All of lore.kernel.org
 help / color / mirror / Atom feed
From: Andrea Arcangeli <aarcange@redhat.com>
To: Mel Gorman <mel@csn.ul.ie>
Cc: Andrew Morton <akpm@linux-foundation.org>,
	Linux-MM <linux-mm@kvack.org>,
	LKML <linux-kernel@vger.kernel.org>,
	Minchan Kim <minchan.kim@gmail.com>,
	KAMEZAWA Hiroyuki <kamezawa.hiroyu@jp.fujitsu.com>,
	Christoph Lameter <cl@linux.com>, Rik van Riel <riel@redhat.com>
Subject: Re: [PATCH 2/2] mm,migration: Avoid race between shift_arg_pages() and rmap_walk() during migration by not migrating temporary stacks
Date: Tue, 4 May 2010 14:56:06 +0200	[thread overview]
Message-ID: <20100504125606.GK19891@random.random> (raw)
In-Reply-To: <20100504103213.GB20979@csn.ul.ie>

On Tue, May 04, 2010 at 11:32:13AM +0100, Mel Gorman wrote:
> Unfortunately, the same bug triggers after about 18 minutes.

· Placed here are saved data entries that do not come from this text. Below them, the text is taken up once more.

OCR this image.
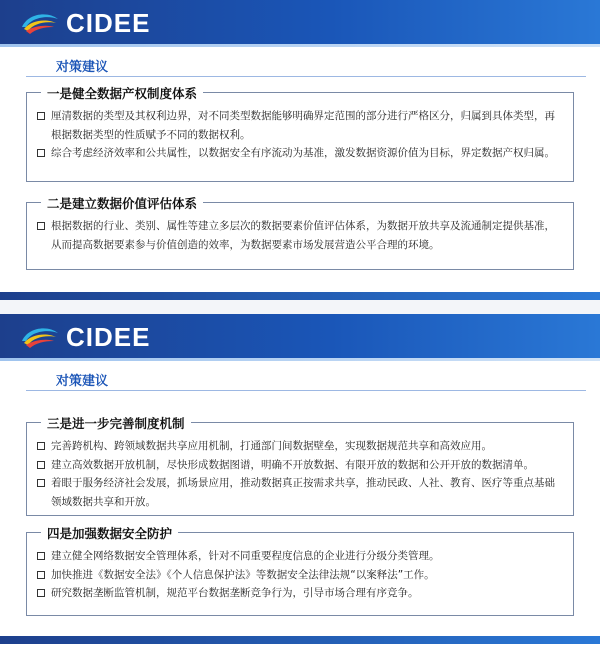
CIDEE
对策建议
一是健全数据产权制度体系
厘清数据的类型及其权利边界，对不同类型数据能够明确界定范围的部分进行严格区分，归属到具体类型，再根据数据类型的性质赋予不同的数据权利。
综合考虑经济效率和公共属性，以数据安全有序流动为基准，激发数据资源价值为目标，界定数据产权归属。
二是建立数据价值评估体系
根据数据的行业、类别、属性等建立多层次的数据要素价值评估体系，为数据开放共享及流通制定提供基准，从而提高数据要素参与价值创造的效率，为数据要素市场发展营造公平合理的环境。
CIDEE
对策建议
三是进一步完善制度机制
完善跨机构、跨领域数据共享应用机制，打通部门间数据壁垒，实现数据规范共享和高效应用。
建立高效数据开放机制，尽快形成数据图谱，明确不开放数据、有限开放的数据和公开开放的数据清单。
着眼于服务经济社会发展，抓场景应用，推动数据真正按需求共享，推动民政、人社、教育、医疗等重点基础领域数据共享和开放。
四是加强数据安全防护
建立健全网络数据安全管理体系，针对不同重要程度信息的企业进行分级分类管理。
加快推进《数据安全法》《个人信息保护法》等数据安全法律法规“以案释法”工作。
研究数据垄断监管机制，规范平台数据垄断竞争行为，引导市场合理有序竞争。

The objective of
> your fix is very simple - have a VMA covering the new range so that rmap can
> find it. However, no lock is held during move_page_tables() because of the
> need to call the page allocator. Due to the lack of locking, is it possible
> that something like the following is happening?
> 
> Exec Process				Migration Process
> begin move_page_tables
> 					begin rmap walk
> 					take anon_vma locks
> 					find new location of pte (do nothing)
> copy migration pte to new location
> #### Bad PTE now in place
> 					find old location of pte
> 					remove old migration pte
> 					release anon_vma locks
> remove temporary VMA
> some time later, bug on migration pte
> 
> Even with the care taken, a migration PTE got copied and then left behind. What
> I haven't confirmed at this point is if the ordering of the walk in "migration
> process" is correct in the above scenario. The order is important for
> the race as described to happen.

Ok so this seems the ordering dependency on the anon_vma list that
strikes again, I didn't realize the ordering would matter here, but it
does as shown above, great catch! The destination vma of the
move_page_tables has to be at the tail of the anon_vma list like the
child vma have to be at the end to avoid the equivalent race in
fork. This has to be a requirement for mremap too. We just want to
enforce the same invariants that mremap already enforces, to avoid
adding new special cases to the VM.

== for new anon-vma code ==
Subject: fix race between shift_arg_pages and rmap_walk

From: Andrea Arcangeli <aarcange@redhat.com>

migrate.c requires rmap to be able to find all ptes mapping a page at
all times, otherwise the migration entry can be instantiated, but it
can't be removed if the second rmap_walk fails to find the page.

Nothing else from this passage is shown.